Protecting and restoring the UK’s grasslands, of which road verges are a part, could therefore play an important role in achieving net zero and recovering nature.
One verge Small Ashes, in Marden has green winged orchid, cowslip and an assemblage of grasses on it that one would normally associate with traditional hay meadows – a habitat that we have lost 97% of in the last 60 years.  That is some 7.5 million acres of loss.  The green winged orchid is only found at 10 sites in Herefordshire now.   Thankfully Small Ashes has now been designated a Roadside Verge Nature Reserve (April 2020) and will be mown only two to three times a year with the first cut delayed until July.
Nationally, 3 out of 4 crops that produce fruit and seeds are pollinated by bees and other insects.  About a 1/3rd of global food relies on pollination.  This can’t be done by farmed honeybees alone and certainly not at the prices that people are willing to pay for food.  We need a healthy countryside as nature underpins our own health and wellbeing.
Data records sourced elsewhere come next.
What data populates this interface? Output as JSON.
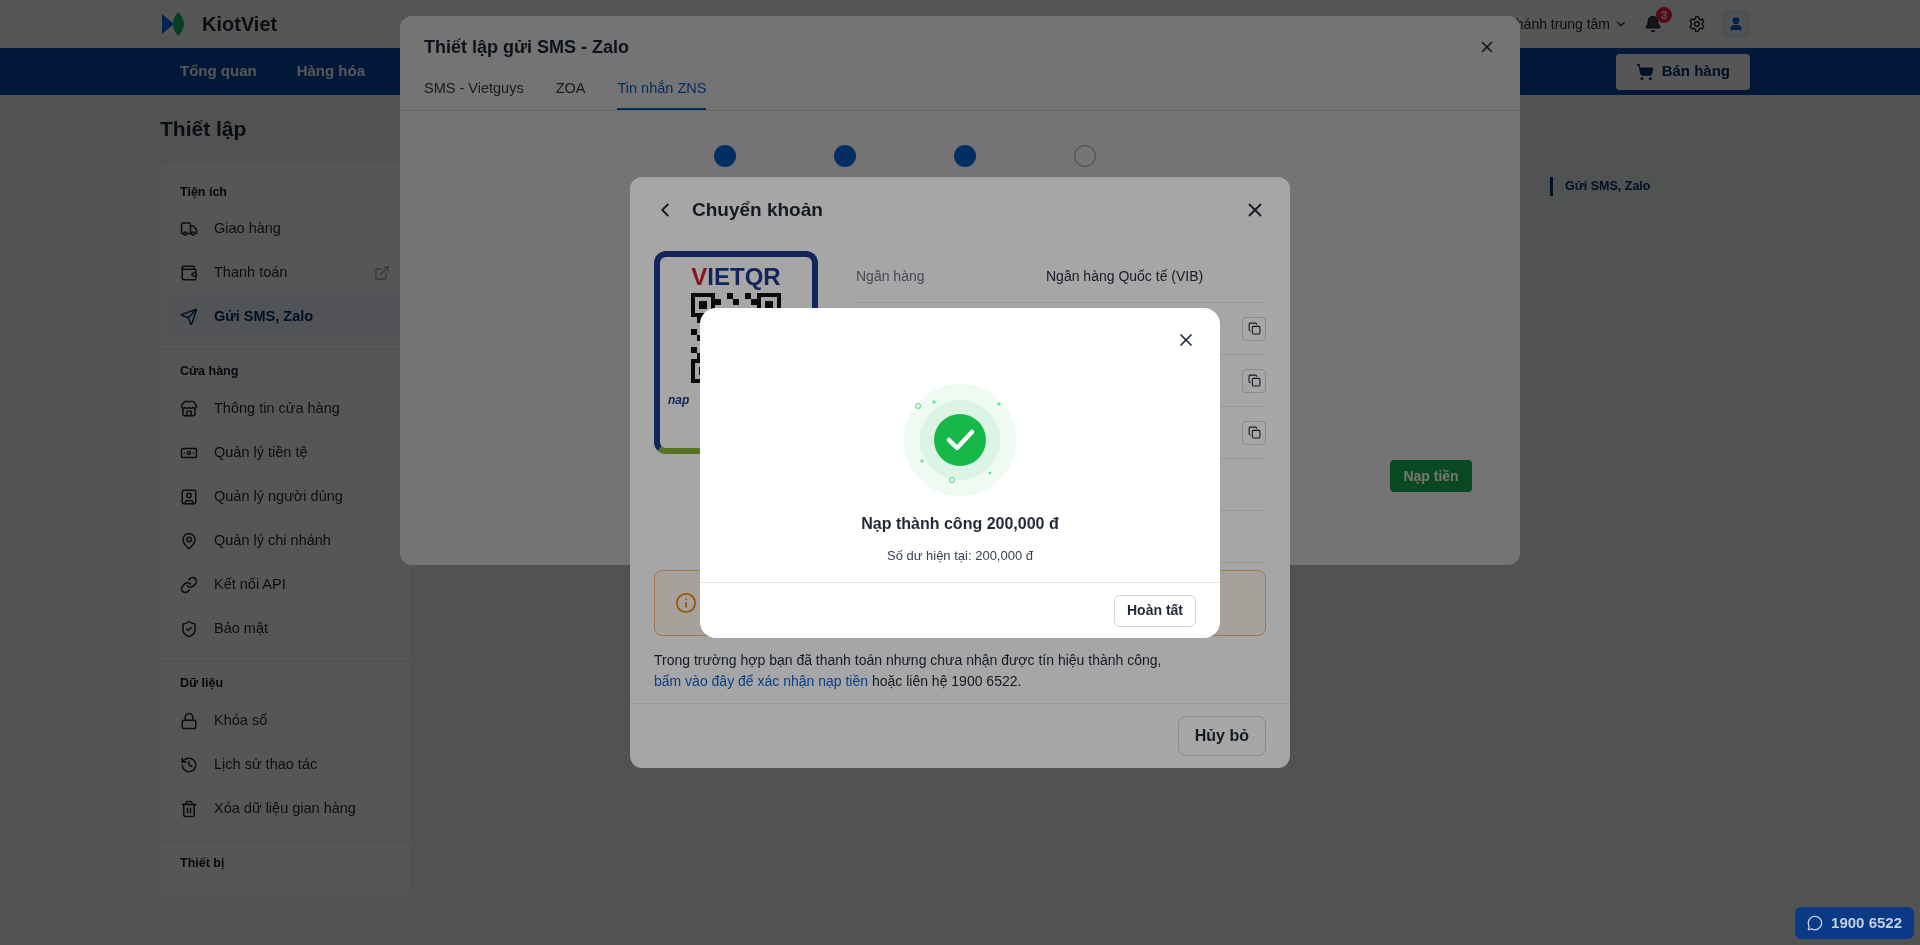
{
  "header": {
    "logo": "KiotViet",
    "branch": "hánh trung tâm",
    "notification_count": "3"
  },
  "nav": {
    "items": [
      "Tổng quan",
      "Hàng hóa"
    ],
    "sell_button": "Bán hàng"
  },
  "page_title": "Thiết lập",
  "sidebar": {
    "sections": [
      {
        "title": "Tiện ích",
        "items": [
          {
            "label": "Giao hàng",
            "selected": false,
            "external": false
          },
          {
            "label": "Thanh toán",
            "selected": false,
            "external": true
          },
          {
            "label": "Gửi SMS, Zalo",
            "selected": true,
            "external": false
          }
        ]
      },
      {
        "title": "Cửa hàng",
        "items": [
          {
            "label": "Thông tin cửa hàng",
            "selected": false,
            "external": false
          },
          {
            "label": "Quản lý tiền tệ",
            "selected": false,
            "external": false
          },
          {
            "label": "Quản lý người dùng",
            "selected": false,
            "external": false
          },
          {
            "label": "Quản lý chi nhánh",
            "selected": false,
            "external": false
          },
          {
            "label": "Kết nối API",
            "selected": false,
            "external": false
          },
          {
            "label": "Bảo mật",
            "selected": false,
            "external": false
          }
        ]
      },
      {
        "title": "Dữ liệu",
        "items": [
          {
            "label": "Khóa sổ",
            "selected": false,
            "external": false
          },
          {
            "label": "Lịch sử thao tác",
            "selected": false,
            "external": false
          },
          {
            "label": "Xóa dữ liệu gian hàng",
            "selected": false,
            "external": false
          }
        ]
      },
      {
        "title": "Thiết bị"
      }
    ]
  },
  "outline": [
    {
      "label": "Gửi SMS, Zalo",
      "selected": true
    }
  ],
  "settings_dialog": {
    "title": "Thiết lập gửi SMS - Zalo",
    "tabs": [
      {
        "label": "SMS - Vietguys",
        "selected": false
      },
      {
        "label": "ZOA",
        "selected": false
      },
      {
        "label": "Tin nhắn ZNS",
        "selected": true
      }
    ],
    "steps": [
      {
        "done": true
      },
      {
        "done": true
      },
      {
        "done": true
      },
      {
        "done": false
      }
    ],
    "topup_button": "Nạp tiền"
  },
  "transfer_dialog": {
    "title": "Chuyển khoản",
    "qr_brand": "VIETQR",
    "qr_footer": "nap",
    "info_rows": [
      {
        "kind": "text",
        "label": "Ngân hàng",
        "value": "Ngân hàng Quốc tế (VIB)"
      },
      {
        "kind": "copy"
      },
      {
        "kind": "copy"
      },
      {
        "kind": "copy"
      },
      {
        "kind": "blank"
      },
      {
        "kind": "blank"
      }
    ],
    "note": "Trong trường hợp bạn đã thanh toán nhưng chưa nhận được tín hiệu thành công,",
    "note_link": "bấm vào đây để xác nhận nạp tiền",
    "note_end": "hoặc liên hệ 1900 6522.",
    "cancel_button": "Hủy bỏ"
  },
  "success_dialog": {
    "title": "Nạp thành công 200,000 đ",
    "balance": "Số dư hiện tại: 200,000 đ",
    "done_button": "Hoàn tất"
  },
  "hotline": "1900 6522"
}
Our verges, green spaces, bridleways and green lanes are supported by policy, which can be forgotten in the debates about how to tackle management and what balance to strike.   Herefordshire Council Core Strategy lists road verges as a Green Infrastructure Asset (5.3.17) and states (5.3.12) ‘Ecological networks are vital to the survival and dispersal of species’ ‘Herefordshire’s biodiversity makes a major contribution to the economy, supporting the tourism sector and providing a healthy and attractive environment for its residents’. The Green Infrastructure Strategy 2010 states that one of the Aims and Objects of the strategy (1.3.2) is ‘To establish principles and policies that secure protection and promote the enhancement of existing green infrastructure, and identify opportunities and means of creating new high quality green infrastructure’. Herefordshire Council has declared a climate emergency and crisis in biodiversity.
By supporting this proposal Herefordshire Council will be implementing and contributing towards achieving the National Pollinator Strategy 2014 and the 25 Year Environment Plan 2018.
So please join us in supporting these changes to the mowing and cutting of the green spaces as we play our part in restoring nature and addressing climate change within Herefordshire.